Konflik mengenai perbatasan Singapura
dan Malaysia ini sesungguhnya bukanlah hal
yang baru lagi diantara negara-negara ASEAN. Hubungan bilateral antara
Singapura dan Malaysia terbilang rumit. Salah satunya soal permasalahan
perbatasan di wilayah Pedra Branca atau Pulau Batu Puteh. Awal munculnya sengketa
bermula dari Singapura memprotes tindakan Malaysia memasukkan pulau Pedra
Branca dalam teritorinya saat menerbitkan peta baru Malaysia. Malaysia pun
membawa perkara tersebut lanjut ke meja Mahkamah Internasional di Hamburg pada
4 September 2003.
Persengketaan wilayah antara Singapura
dan Malaysia adalah perebutan pulau yang terletak di pintu masuk selat
Singapura sebelah timur, terdapat tiga pulau yang dipersengketakan, yaitu Petra
Branca (disebut Pulau Batu Puteh oleh Malaysia), Batuan Tengah dan Karang
Selatan. Persengketaan dimulai pada tahun 1979 dan keputusan Mahkamah
Internasional telah menetapkan satu dari dua pulau tersebut yaitu Petra
Branca jatuh pada
Singapura pada tahun 2008 lalu, Sementara 'Batuan Tengah' diberikan pada Malaysia.
gambar: wikipedia
Keberadaan 'Batuan Tengah' ini berada di atas terumbu
karang pantai utara atau pulau granit Pulau Bintan wilayah Kabupaten Bintan,
Kepulauan Riau, terletak 8.0 mil laut dari Johor dan 0.6 mil laut dari Pedra Branca, Singapura.
Meski kecil, pulau ini sangat strategis karena hanya berjarak 14 kilometer
melalui sisi timur untuk menuju Selat Singapura melalui Laut China Selatan.

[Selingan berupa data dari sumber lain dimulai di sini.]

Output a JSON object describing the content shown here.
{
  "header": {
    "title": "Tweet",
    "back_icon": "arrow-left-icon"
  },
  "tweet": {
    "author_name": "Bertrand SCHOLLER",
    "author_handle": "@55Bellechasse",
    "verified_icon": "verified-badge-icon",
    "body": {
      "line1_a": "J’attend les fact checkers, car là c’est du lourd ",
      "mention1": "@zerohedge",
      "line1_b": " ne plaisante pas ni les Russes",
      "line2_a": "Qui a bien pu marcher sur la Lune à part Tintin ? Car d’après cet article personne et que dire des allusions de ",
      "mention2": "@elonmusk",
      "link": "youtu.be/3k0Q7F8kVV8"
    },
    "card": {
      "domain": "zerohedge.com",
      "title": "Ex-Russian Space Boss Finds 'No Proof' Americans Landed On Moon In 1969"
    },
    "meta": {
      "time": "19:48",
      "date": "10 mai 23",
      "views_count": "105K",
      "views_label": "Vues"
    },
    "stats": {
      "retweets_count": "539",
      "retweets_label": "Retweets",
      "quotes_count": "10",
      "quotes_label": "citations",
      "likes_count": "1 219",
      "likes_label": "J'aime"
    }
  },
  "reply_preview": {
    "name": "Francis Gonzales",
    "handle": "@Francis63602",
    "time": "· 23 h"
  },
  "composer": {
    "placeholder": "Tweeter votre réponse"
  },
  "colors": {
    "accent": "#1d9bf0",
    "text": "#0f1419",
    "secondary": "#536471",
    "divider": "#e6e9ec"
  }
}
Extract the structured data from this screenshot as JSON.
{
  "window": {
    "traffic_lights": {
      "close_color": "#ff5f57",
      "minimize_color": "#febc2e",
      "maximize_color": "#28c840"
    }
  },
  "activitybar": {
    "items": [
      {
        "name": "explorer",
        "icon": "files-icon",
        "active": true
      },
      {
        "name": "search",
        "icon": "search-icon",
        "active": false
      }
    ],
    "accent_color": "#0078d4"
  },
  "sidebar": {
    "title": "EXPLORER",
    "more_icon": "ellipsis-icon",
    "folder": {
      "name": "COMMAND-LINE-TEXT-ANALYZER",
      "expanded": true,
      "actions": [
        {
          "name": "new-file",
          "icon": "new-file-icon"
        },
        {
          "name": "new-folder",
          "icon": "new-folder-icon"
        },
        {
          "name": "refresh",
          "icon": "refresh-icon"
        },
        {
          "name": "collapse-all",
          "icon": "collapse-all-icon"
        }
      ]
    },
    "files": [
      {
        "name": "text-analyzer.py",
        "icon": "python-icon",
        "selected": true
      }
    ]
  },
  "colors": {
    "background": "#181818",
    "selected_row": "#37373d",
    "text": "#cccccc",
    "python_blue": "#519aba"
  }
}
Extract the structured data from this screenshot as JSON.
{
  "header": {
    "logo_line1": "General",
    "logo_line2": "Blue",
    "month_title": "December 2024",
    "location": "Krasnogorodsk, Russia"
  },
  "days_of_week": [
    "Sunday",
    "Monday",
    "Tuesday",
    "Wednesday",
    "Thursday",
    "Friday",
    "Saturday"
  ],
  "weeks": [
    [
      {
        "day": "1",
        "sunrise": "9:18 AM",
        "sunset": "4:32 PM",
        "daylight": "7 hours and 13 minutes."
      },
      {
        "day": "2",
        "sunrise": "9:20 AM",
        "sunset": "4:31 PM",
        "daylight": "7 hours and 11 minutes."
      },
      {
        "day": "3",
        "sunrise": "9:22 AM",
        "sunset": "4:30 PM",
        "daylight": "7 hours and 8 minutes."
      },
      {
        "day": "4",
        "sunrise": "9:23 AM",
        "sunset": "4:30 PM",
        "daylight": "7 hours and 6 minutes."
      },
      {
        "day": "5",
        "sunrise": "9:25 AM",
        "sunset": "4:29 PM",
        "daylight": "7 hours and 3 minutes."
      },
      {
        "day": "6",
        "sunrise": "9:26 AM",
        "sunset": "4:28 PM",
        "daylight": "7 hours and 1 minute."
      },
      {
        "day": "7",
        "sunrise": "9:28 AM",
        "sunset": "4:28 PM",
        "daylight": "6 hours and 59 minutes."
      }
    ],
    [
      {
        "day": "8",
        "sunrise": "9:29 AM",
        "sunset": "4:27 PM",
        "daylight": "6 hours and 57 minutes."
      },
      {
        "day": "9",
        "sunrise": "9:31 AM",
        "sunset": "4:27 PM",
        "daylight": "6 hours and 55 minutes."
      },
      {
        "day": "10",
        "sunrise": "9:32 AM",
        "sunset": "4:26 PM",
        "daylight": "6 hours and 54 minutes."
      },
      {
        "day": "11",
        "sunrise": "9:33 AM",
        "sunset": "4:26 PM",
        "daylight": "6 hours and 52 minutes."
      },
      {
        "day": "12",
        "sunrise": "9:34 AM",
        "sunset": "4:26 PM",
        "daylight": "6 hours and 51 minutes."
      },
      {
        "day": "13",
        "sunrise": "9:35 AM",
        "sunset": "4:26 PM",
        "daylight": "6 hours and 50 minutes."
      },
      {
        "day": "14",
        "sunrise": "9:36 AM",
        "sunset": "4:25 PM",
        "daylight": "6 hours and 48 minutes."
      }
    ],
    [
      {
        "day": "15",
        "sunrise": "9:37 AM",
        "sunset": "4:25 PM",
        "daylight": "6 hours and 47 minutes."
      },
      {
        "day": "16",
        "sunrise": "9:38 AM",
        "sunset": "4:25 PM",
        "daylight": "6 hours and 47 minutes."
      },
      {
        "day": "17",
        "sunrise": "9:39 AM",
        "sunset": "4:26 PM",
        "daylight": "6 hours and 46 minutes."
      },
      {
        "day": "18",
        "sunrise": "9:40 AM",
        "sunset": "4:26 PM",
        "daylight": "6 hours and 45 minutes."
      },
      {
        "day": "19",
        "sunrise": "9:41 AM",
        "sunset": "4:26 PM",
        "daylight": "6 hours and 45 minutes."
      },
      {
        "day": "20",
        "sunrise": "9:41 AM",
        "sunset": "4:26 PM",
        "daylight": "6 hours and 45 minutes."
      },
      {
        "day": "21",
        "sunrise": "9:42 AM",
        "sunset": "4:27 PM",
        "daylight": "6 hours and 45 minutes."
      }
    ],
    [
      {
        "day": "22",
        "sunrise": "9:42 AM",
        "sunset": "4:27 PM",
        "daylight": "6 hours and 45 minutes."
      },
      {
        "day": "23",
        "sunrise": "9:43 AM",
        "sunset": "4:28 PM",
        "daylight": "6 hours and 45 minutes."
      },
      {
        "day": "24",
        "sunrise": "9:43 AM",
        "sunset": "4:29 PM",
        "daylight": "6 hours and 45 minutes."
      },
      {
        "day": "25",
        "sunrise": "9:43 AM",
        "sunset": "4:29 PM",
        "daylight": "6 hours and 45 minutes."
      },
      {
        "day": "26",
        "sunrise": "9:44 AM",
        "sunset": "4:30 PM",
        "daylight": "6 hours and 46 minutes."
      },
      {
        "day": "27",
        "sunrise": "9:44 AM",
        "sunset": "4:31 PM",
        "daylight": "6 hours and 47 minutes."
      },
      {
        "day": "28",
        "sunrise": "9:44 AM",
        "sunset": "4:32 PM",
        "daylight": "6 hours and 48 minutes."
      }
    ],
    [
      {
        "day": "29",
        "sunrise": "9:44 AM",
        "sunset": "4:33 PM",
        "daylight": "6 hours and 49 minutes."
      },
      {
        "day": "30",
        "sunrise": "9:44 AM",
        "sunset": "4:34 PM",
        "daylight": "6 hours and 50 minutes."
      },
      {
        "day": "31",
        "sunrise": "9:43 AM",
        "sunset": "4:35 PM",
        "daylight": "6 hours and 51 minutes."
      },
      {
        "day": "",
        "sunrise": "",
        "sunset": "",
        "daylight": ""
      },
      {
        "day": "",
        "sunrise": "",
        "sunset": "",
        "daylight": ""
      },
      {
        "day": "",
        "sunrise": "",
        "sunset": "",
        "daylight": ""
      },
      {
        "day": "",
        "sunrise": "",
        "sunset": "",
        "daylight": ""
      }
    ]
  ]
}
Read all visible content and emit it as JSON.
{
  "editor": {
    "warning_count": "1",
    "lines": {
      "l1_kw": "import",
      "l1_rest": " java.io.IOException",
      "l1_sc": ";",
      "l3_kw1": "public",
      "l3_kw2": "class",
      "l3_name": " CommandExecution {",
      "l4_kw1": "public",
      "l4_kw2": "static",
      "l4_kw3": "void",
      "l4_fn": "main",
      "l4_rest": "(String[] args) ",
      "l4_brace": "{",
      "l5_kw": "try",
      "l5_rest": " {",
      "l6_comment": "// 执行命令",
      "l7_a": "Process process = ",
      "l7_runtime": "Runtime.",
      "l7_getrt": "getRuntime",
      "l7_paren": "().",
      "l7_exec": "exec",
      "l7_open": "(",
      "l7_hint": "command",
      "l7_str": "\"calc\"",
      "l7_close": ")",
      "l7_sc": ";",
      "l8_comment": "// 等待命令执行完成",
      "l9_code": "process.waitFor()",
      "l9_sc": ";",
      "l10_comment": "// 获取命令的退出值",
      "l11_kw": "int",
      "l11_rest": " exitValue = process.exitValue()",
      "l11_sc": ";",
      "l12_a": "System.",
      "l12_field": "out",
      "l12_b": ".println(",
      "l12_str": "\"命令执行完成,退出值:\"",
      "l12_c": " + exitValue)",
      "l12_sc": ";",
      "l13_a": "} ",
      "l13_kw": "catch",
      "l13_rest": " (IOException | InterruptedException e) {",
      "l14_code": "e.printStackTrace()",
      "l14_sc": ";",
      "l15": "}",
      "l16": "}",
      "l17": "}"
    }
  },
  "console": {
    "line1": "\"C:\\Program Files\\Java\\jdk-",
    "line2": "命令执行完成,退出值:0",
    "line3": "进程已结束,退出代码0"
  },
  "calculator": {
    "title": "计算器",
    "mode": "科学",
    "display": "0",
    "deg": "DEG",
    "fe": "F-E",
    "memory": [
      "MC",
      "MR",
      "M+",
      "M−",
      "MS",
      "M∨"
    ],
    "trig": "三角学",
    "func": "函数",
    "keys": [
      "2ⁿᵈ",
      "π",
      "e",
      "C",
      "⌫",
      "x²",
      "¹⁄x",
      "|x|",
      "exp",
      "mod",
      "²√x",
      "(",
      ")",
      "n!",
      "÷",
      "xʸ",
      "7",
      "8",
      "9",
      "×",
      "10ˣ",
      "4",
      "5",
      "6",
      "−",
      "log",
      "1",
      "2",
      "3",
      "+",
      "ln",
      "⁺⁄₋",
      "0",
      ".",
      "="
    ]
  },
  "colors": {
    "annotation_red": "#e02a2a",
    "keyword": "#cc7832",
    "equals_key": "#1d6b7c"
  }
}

Malaysia dan Singapura telah menetapkan pilihannya dengan
memberi nama Komite Teknik Bersama untuk membatasi batas kelautan daerah
sekitar Pedra Branca dan Middle Rocks untuk menentukan kepemilikan South Ledge. Dalam perebutan pulau itu,
Malaysia hanya mendapat pulau ‘Batuan Tengah’ yang lebih kecil, tidak
berpenduduk dan penuh batu-batuan. Sedangkan pulau ‘Karang Selatan’ masih disengketakan, hingga kini kepemilikannya masih terkatung-katung belum menemukan
titik temu kesepakatan, menunggu keputusan berikutnya. Putusan pengadilan itu didasarkan
kenyataan bahwa Singapura telah berdaulat sejak 30 tahun lalu, dengan dioprasikan mercu suar (1851) tanpa ada protes dari Malaysia.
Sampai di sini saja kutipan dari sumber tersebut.